Шрифт:
Интервал:
Закладка:
Штейн карандашом, который вертел в непоседливых руках, молча указал на Георгия Андреевича. Фелицианов не стал дожидаться нового вопроса.
– За композицию отвечаю я. И не вижу причин для таких обвинений. Мы все-таки роман пишем, а не побасенки.
– Но-но! Разговорчики тут развели. Ты еще ответишь за побасенки! Партия дала вам точный срок, и вы обязаны в него уложиться. А что вместо этого? Упражнения в декадентском духе? Лиловые сумраки? Игры сиреневых теней на лице гимназистки? – Шестикрылов, заводясь от каждого слова, затряс рукописью и сорвался с крика в истошный бабий визг: – Это что вы мне подсунули! В советский пролетарский журнал? Контрреволюция в чистом виде.

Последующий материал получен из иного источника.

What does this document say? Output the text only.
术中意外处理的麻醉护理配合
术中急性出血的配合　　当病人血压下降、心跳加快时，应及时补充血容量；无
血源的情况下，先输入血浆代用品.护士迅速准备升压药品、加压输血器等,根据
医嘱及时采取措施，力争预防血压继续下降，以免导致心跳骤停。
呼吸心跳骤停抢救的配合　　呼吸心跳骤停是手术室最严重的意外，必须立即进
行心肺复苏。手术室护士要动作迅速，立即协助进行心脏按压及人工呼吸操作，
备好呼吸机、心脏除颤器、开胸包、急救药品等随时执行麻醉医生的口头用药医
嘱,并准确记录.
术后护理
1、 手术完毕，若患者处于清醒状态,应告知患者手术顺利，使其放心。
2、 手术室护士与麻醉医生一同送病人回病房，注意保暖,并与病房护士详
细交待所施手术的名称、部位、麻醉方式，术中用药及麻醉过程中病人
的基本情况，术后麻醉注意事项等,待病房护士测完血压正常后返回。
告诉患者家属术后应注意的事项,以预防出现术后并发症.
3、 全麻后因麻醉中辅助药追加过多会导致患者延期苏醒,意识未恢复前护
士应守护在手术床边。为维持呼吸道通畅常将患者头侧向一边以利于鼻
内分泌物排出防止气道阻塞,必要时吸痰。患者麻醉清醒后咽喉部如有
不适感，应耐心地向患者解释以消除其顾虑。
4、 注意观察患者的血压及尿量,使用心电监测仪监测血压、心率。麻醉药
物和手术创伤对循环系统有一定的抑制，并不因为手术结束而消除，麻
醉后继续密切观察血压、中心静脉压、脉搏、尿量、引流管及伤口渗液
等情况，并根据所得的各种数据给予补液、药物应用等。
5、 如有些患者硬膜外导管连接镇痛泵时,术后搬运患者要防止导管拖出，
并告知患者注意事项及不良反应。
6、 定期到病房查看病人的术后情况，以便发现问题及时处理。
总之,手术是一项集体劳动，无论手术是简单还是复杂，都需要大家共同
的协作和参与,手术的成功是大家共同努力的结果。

– Да где ж вы тут контрреволюцию углядели? Это двенадцатый год. Владикавказ. Женская гимназия. Первая любовь юного казака к соседке-гимназистке.
– Вы тут такие мастера, что и в любовь свою буржуазную суть протащите! А я ее насквозь вижу. Особенно в писаниях Свешникова. Эт-то все твои фокусы!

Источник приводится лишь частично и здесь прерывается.